I discorsi si intercalano con lunghi silenzi. Non
capisco perché abbia chiamato il missionario se è convinto della sua inutilità.
Non riesco a spiegarmi perché debbano essere così rassegnati.
Con simili argomenti arriviamo a destinazione.
L’ammalato giace su una stuoia sotto un albero di Cajù. Intorno a lui stanno i
parenti in silenzio, aspettando la fine. A distanza, seduti su delle pietre,
alcuni amici chiacchierano sommessamente e si alzano all’arrivo del
missionario. I parenti rimangono seduti, intensificando il dolore sul loro
viso. L’ammalato è ridotto a pelle e
ossa, il respiro è quasi regolare. Capisco che il giovane ha necessità di
serenità e di essere incoraggiato.
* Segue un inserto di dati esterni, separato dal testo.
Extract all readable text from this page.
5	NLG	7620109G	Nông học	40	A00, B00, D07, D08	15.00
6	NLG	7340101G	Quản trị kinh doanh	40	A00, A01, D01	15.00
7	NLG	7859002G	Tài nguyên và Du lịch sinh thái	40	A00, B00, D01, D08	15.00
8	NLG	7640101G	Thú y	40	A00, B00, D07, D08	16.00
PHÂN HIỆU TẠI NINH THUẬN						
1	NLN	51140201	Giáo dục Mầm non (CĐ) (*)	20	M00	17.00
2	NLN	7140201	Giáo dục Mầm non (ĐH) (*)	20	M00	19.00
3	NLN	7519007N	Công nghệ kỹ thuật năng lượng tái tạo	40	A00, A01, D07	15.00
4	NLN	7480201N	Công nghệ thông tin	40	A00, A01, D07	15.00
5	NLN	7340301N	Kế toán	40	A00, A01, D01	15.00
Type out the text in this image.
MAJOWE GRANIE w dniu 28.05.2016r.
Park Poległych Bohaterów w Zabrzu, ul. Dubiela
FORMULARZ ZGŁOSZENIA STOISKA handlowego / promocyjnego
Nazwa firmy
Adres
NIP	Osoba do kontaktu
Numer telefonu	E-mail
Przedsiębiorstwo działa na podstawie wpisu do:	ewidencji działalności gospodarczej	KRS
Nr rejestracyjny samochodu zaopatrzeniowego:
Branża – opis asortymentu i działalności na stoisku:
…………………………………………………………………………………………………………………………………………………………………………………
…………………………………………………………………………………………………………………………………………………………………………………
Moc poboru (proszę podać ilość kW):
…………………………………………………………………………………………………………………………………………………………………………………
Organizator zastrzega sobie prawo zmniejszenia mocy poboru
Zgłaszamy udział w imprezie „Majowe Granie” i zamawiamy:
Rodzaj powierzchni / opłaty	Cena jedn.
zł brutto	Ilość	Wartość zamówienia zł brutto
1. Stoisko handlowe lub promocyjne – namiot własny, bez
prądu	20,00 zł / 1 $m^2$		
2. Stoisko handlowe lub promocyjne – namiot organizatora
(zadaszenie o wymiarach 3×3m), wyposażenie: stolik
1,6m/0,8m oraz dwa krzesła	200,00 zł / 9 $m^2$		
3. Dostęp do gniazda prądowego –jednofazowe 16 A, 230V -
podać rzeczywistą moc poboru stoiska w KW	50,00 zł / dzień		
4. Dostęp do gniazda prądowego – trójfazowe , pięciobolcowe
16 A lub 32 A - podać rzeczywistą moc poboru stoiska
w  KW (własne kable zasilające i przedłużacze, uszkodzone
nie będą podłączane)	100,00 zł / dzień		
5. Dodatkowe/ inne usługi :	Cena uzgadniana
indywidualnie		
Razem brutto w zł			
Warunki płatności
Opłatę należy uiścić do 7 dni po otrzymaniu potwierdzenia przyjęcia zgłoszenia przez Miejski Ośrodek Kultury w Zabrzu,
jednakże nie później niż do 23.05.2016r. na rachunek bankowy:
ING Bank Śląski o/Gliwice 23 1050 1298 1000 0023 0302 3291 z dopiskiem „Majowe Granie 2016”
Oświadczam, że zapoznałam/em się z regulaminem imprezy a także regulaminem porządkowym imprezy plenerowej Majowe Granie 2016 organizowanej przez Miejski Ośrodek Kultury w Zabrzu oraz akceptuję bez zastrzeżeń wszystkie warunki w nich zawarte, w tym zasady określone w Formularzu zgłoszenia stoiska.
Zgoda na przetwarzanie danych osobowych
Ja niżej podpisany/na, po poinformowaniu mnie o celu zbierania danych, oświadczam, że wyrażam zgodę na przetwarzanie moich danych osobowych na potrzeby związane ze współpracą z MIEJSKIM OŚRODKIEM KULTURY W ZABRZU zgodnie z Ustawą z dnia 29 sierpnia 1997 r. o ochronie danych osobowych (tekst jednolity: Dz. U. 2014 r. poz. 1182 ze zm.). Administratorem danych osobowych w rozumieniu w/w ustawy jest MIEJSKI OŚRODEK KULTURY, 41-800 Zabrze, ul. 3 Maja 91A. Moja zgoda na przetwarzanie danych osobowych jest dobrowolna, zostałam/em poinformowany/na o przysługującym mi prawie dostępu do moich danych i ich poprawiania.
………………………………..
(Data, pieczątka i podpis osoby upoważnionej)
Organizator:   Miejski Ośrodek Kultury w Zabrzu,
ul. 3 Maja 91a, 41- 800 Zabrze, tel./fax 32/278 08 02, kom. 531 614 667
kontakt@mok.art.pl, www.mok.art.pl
Se riuscisse a mangiare sarebbe un’ottima
cura. Uno dei presenti avvisa l’ammalato che il Padre missionario è accanto a lui. Lo
stesso che parla con l’ammalato, anticipando ogni mia eventuale proposta, mi
dice che è inutile portarlo all’ospedale, ormai è pieno di maledizioni e morirà
subito. L’ammalato apre gli occhi e accenna a un sorriso. E’ un sorriso di
saluto al padre arrivato al suo capezzale. Anch’ io sorrido e rispondo con una
preghiera e una benedizione. Lontano dall’ammalato, con la speranza di
rimuovere la decisione presa, faccio le mie rimostranze con il capo tribù e
insisto per non lasciar morire in quel modo un giovane che, forse, non ha
raggiunto ancora i vent’anni. Intorno a me si fa silenzio in ascolto delle mie
parole poi si solleva un brusio da tutte le parti. Con fare gentile il mio
accompagnatore si presta a riaccompagnarmi alla missione e partiamo. Il mio
cuore si restringe, non capisco proprio nulla e non trovo alcuna
giustificazione per la decisione presa. Non mi sento deluso o sconfitto, sono
semplicemente disorientato. Un silenzio che si fa preghiera mi accompagna fino
a casa e per i giorni successivi.
Il giovane ammalato muore di fame e di stenti alcuni
giorni dopo. Ancora una volta il feticcio fa da padrone.